Un flic rencontre une fille. Il la drague. Tel est le début de Isabella, cinquième film de Pang Ho-cheung qui échappe aux conventions. Une belle surprise…
" Tes yeux me rappellent ma petite première copine ", dit l'homme à la jeune fille dans la boîte de nuit. Il la drague avec des phrases toutes faites. L'homme est un peu lourd et la fille ne répond pas. Ils se regardent vaguement dans la pénombre. Cette scène initiale de Isabella n'est pas anecdotique. L'homme est un flic, l'Inspecteur Ma (Chapman To), un célibataire qui, chaque soir, va draguer et qui, chaque matin, se réveille avec une fille différente. Un autre matin, ce sera cette jeune fille, Yan (Isabella Leong) qui se lèvera chez lui. Il croit que c'est une pute et il réclame une pipe. Elle refuse. Yan est sa fille. Il l'apprendra plus tard dans un nouveau plan drague où elle lui fracassera la tête avec une bouteille.
Cela faisait déjà longtemps que Yan suivait Ma. Elle le fixait dans les boîtes de nuit. Elle le cherchait parce sa mère vient de mourir d'un cancer. Elle a besoin d'argent pour payer le loyer, elle est à la rue. Ma propose à sa fille prodigue d'habiter chez lui, histoire d'économiser. En vérité, elle veut retourner dans l'appartement pour récupérer son jeune chien qui répond au nom de Isabella. Ma va payer, mais le propriétaire (Jim Chim, un habitué des seconds rôles dans les films de Pang) a mis le chien dehors. Le père et la fille iront coller des affichettes pour chercher le chiot. C'est le début d'une nouvelle vie pour eux deux.
Pang Ho-cheung a choisi de faire se dérouler Isabella à Macao dans les six mois précédant la rétrocession de la colonie portugaise à la Chine. Idée de génie, car Macao ne ressemble pas du tout à Hong Kong. L'architecture y est très différente, comme on a pu le voir dans quelques films où l'action y est située (Too many ways to be N°1 de Wai Ka-fai, The Longest nite de Patrick Yau, Butterfly de Mak Yan-yan ou encore Vagues invisibles de Pen-ek Ratanaruang). Macao est une petite ville aux vieux bâtiments délabrés dont la peinture craquelle. Parce que c'est une petite ville, il y est facile de trouver les gens que l'on cherche. C'était une des spécificités des films cités plus haut. Yan n'a aucun mal à retrouver son père. L'atmosphère lugubre de Macao la nuit permet à Pang de montrer la déprime de ses personnages à l'aube de la rétrocession.

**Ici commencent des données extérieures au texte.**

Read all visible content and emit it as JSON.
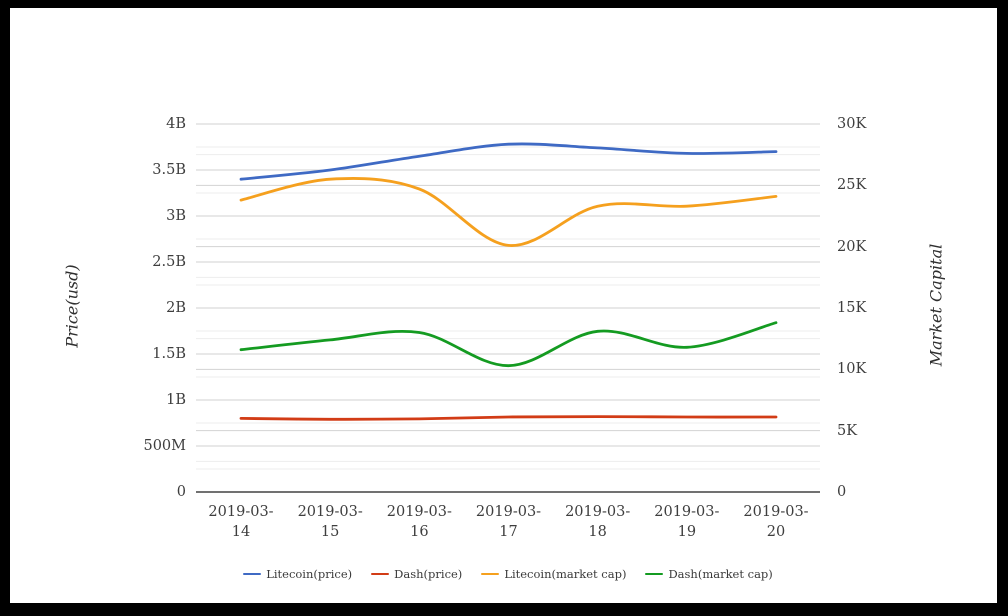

L'Inspecteur Ma n'est pas un modèle de père. En ce qui concerne sa fonction de flic, ça n'est pas mieux. Il est corrompu, mais le cinéaste entretient un certain flou autour de cela. Ma rencontre un homme étrange (Anthony Wong) qui semble passer son temps à manger et qui lui conseille de ne pas toucher à la " bouffe portugaise ". Les dialogues d'Anthony Wong ont quelque chose d'irrationnel, d'incompréhensible, mais qui cadre avec la situation, elle aussi irrationnelle, que vit l'Inspecteur Ma. Pour ce dernier, sa position de mauvais flic est critique, car les autorités portugaises font le ménage dans la police, comme l'indiquent les intertitres qui jalonnent le film. Tout change à Macao, tout change dans la vie de Ma.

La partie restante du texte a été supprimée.